Expanding the depth and interactivity of its documentary content is a continuous goal for Atlantic. Part of this strategy is to combine video, data and interactivity in new combinations to engage and educate audiences and provoke wider discussion.

“I think that’s where a whole lot of natural history and documentaries are going to move,” says Geffen. “We’re working on another project now where we’re using artificial intelligence to actually give us a view of how animals see the world. It’s taking on new perspectives. I think we have to go there, using new technologies coming in and since audiences love natural history, but show it in a different way.”

Finding the form

Documentary formats are undergoing changes, too. Geffen sees the possibilities for nature documentary streamed live or broken down into smaller, short-form pieces. Finding these new ways of engaging people becomes especially vital when the global climate is approaching so many cataclysmic environmental tipping points.

One of Atlantic’s recent landmark programmes was a simple face-to-face interview, which looked at the importance of natural history education and the environment. Nothing too groundbreaking about that – except that this was Barack Obama interviewing Sir David Attenborough. 

At the other end, during the VR experience Great Barrier Reef with David Attenborough, Atlantic put up an interactive website that allowed millions of people to engage live with the state of the reef. They could monitor the Great Barrier Reef’s health and the robustness of its animal population and the surrounding oceans.

“You could see, during this ocean warming event, a great influx of hot water that was going to hit the Great Barrier Reef,” recalls Geffen. “People said, ‘Well, that’s not really going to hit there.

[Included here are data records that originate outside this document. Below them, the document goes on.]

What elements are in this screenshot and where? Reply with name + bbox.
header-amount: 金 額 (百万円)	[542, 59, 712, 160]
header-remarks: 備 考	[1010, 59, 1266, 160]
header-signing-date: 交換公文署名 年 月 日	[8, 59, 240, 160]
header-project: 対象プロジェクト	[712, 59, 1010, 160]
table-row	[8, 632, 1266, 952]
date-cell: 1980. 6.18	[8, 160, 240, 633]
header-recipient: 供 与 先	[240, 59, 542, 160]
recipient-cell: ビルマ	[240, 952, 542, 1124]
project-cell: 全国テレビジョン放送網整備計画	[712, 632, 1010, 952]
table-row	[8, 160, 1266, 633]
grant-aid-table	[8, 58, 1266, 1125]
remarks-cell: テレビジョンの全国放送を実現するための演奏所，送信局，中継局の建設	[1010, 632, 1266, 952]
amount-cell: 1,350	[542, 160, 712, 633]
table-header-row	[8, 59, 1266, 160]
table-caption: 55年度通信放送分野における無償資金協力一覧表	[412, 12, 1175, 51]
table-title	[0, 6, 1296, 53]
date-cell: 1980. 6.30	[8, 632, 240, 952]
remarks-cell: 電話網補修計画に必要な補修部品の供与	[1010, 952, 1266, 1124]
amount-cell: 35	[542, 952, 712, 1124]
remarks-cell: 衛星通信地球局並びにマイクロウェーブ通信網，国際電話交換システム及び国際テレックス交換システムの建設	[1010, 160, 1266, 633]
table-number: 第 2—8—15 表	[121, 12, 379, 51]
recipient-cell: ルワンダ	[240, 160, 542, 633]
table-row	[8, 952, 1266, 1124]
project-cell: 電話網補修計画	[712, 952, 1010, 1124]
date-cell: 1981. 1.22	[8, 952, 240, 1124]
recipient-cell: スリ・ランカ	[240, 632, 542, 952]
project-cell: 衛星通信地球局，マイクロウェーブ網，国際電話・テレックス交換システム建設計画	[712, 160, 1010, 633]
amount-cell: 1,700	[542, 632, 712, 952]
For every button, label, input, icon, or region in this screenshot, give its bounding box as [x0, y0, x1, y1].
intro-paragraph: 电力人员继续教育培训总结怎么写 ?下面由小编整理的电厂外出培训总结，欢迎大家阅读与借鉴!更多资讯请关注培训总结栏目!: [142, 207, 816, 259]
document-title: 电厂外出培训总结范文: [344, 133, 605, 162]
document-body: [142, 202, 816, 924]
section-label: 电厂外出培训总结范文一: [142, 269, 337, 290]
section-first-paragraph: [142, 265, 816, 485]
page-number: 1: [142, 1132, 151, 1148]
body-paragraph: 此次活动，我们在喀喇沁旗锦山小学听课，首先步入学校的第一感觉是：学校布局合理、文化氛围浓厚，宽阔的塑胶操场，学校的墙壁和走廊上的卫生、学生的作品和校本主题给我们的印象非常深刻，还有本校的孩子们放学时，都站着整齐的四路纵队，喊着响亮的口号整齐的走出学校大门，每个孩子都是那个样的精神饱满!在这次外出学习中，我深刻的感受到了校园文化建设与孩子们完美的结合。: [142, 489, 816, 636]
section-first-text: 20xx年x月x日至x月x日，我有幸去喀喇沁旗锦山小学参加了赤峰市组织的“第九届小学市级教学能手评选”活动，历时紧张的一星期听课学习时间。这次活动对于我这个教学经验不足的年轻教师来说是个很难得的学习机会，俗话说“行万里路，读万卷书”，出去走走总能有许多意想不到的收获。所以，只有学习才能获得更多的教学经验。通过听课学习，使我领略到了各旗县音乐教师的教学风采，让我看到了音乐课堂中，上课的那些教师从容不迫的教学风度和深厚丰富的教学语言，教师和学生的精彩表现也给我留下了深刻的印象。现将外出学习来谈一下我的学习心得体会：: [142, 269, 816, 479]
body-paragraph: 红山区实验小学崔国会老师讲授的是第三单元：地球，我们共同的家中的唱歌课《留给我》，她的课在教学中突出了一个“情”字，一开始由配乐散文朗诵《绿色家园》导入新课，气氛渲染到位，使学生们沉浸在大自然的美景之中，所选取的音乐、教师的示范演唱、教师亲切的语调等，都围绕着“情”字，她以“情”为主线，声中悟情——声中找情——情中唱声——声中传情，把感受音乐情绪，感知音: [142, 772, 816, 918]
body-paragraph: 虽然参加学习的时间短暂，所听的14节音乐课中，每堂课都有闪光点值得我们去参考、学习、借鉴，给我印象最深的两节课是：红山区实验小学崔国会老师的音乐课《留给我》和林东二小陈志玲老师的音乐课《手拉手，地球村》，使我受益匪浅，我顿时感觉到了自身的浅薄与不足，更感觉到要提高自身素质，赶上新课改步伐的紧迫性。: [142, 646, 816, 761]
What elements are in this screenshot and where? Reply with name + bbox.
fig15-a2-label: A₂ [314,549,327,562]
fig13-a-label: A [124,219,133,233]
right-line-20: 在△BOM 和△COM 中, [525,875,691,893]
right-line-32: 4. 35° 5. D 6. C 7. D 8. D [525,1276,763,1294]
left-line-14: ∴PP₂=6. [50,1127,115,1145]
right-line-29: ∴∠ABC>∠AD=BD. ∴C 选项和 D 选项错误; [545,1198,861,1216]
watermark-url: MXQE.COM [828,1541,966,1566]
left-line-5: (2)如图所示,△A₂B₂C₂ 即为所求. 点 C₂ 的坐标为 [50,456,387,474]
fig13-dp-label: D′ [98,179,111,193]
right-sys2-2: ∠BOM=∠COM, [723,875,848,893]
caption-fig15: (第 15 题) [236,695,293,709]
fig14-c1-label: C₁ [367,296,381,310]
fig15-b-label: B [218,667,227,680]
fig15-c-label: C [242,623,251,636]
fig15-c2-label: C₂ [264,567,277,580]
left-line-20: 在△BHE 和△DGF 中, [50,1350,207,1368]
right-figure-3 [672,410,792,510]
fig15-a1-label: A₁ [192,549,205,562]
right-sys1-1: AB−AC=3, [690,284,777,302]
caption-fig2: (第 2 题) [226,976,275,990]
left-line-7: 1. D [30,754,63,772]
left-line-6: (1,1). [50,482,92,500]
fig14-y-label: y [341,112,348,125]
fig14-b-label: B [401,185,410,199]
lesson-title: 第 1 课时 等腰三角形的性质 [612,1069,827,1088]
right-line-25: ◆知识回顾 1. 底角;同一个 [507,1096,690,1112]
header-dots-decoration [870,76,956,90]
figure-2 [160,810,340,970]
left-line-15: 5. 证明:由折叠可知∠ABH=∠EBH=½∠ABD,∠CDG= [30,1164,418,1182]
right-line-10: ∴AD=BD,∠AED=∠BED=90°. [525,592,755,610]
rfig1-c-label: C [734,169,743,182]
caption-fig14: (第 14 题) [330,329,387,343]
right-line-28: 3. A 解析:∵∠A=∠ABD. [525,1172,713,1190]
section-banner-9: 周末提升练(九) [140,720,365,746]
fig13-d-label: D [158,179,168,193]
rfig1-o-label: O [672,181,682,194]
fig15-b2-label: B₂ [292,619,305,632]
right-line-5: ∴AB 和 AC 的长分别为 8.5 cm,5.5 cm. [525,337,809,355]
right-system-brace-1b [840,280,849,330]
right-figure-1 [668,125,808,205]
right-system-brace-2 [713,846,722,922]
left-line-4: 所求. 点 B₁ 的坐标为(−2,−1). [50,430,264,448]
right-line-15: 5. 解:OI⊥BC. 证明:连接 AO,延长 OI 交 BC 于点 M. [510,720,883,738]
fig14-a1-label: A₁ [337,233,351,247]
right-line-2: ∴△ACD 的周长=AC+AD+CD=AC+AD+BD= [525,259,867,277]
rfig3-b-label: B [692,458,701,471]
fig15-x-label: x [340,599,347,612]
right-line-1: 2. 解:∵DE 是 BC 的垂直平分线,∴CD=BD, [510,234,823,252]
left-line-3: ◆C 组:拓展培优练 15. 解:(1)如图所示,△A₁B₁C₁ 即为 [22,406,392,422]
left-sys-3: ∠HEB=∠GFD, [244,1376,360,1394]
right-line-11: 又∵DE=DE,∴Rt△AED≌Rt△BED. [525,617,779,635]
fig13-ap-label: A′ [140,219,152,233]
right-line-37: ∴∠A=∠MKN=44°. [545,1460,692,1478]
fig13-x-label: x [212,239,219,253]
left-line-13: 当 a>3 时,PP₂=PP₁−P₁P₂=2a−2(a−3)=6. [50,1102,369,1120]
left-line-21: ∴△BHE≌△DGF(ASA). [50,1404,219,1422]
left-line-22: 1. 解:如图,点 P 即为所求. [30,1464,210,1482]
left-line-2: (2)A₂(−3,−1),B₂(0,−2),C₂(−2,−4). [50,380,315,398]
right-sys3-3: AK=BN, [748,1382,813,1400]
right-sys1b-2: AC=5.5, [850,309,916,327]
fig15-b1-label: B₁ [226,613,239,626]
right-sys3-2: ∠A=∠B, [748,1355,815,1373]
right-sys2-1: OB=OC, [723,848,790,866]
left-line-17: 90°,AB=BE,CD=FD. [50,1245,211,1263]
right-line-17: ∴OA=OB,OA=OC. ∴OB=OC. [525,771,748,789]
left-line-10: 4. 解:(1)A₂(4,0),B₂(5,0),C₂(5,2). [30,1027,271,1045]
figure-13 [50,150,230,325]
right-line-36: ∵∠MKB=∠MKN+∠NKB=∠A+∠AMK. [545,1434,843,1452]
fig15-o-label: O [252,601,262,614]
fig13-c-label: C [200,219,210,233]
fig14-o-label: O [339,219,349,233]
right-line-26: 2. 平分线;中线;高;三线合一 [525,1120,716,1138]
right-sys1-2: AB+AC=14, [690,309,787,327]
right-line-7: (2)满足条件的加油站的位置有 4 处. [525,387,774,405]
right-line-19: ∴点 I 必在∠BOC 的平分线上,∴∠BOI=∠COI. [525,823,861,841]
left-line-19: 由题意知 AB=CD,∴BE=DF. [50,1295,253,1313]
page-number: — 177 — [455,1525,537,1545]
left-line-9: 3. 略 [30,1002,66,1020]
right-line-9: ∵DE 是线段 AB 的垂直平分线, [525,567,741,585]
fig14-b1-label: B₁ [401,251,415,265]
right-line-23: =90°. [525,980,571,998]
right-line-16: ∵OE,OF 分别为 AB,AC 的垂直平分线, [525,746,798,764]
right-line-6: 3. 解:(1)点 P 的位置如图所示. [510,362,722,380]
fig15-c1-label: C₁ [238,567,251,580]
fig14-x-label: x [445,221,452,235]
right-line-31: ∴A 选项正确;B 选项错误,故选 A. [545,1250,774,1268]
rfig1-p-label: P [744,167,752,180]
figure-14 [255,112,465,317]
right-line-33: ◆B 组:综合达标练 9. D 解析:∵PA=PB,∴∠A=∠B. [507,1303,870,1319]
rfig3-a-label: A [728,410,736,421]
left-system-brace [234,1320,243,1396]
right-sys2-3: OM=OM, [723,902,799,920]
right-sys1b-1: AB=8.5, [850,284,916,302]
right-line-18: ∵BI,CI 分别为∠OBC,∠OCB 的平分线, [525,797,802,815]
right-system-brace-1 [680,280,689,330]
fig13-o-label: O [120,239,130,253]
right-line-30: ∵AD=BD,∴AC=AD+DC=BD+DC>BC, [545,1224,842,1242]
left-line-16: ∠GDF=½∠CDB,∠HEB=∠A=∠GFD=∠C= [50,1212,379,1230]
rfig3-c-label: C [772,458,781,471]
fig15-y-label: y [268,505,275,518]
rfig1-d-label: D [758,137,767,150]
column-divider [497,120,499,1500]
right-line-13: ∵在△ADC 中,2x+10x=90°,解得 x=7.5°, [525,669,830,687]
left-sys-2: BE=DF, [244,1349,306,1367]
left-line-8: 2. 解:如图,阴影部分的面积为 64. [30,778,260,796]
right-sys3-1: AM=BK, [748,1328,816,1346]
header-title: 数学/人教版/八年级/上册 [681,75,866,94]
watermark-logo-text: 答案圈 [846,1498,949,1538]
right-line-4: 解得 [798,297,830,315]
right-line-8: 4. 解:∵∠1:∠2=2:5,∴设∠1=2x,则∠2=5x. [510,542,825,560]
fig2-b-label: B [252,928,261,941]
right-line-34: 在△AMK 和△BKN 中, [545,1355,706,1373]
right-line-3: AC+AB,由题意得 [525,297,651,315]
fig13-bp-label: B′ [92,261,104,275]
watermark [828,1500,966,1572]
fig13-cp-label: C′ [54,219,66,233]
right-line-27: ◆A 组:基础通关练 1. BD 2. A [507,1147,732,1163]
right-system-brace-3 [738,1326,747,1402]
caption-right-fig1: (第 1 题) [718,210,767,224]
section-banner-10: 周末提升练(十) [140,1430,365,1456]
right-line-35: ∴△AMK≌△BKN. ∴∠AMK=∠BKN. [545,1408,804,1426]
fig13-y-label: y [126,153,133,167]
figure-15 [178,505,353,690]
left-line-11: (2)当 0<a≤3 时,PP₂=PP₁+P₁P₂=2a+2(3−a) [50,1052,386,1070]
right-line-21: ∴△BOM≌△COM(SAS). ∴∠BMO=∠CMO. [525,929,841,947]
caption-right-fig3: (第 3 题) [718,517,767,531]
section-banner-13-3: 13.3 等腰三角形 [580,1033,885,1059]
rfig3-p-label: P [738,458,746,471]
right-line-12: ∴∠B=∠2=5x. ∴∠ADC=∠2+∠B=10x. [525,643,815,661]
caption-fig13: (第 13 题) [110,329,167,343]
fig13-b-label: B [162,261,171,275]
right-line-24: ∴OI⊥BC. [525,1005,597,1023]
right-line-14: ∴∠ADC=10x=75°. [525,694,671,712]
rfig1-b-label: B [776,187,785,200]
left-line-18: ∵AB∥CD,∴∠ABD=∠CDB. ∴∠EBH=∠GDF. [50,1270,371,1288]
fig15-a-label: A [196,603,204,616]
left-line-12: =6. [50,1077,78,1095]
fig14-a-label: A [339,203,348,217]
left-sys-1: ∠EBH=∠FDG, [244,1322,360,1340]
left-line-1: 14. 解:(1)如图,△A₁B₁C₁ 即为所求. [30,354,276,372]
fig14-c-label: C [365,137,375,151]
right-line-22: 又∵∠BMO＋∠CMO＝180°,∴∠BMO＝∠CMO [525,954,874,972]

I mean, we can probably stop it.’ And we were sending feeds back saying, ‘No. In two months, it will hit.’ And it did. I think we have to be more clever about how we outreach. We can’t just say a television programme is going solve it.

“When I was working with David, he always had a very good rule, which is to tell the story of something so you fall in love with it. You’re interested by it and you’re curious and it’s only at the end that you start saying, ‘The whole colony of coral on the Great Barrier Reef could be wiped out and could create these problems’. I think, otherwise, people don’t engage.”

From a company that won the first Bafta for VR storytelling, we look forward to ever more engagement and continuing to fall in love with the natural world.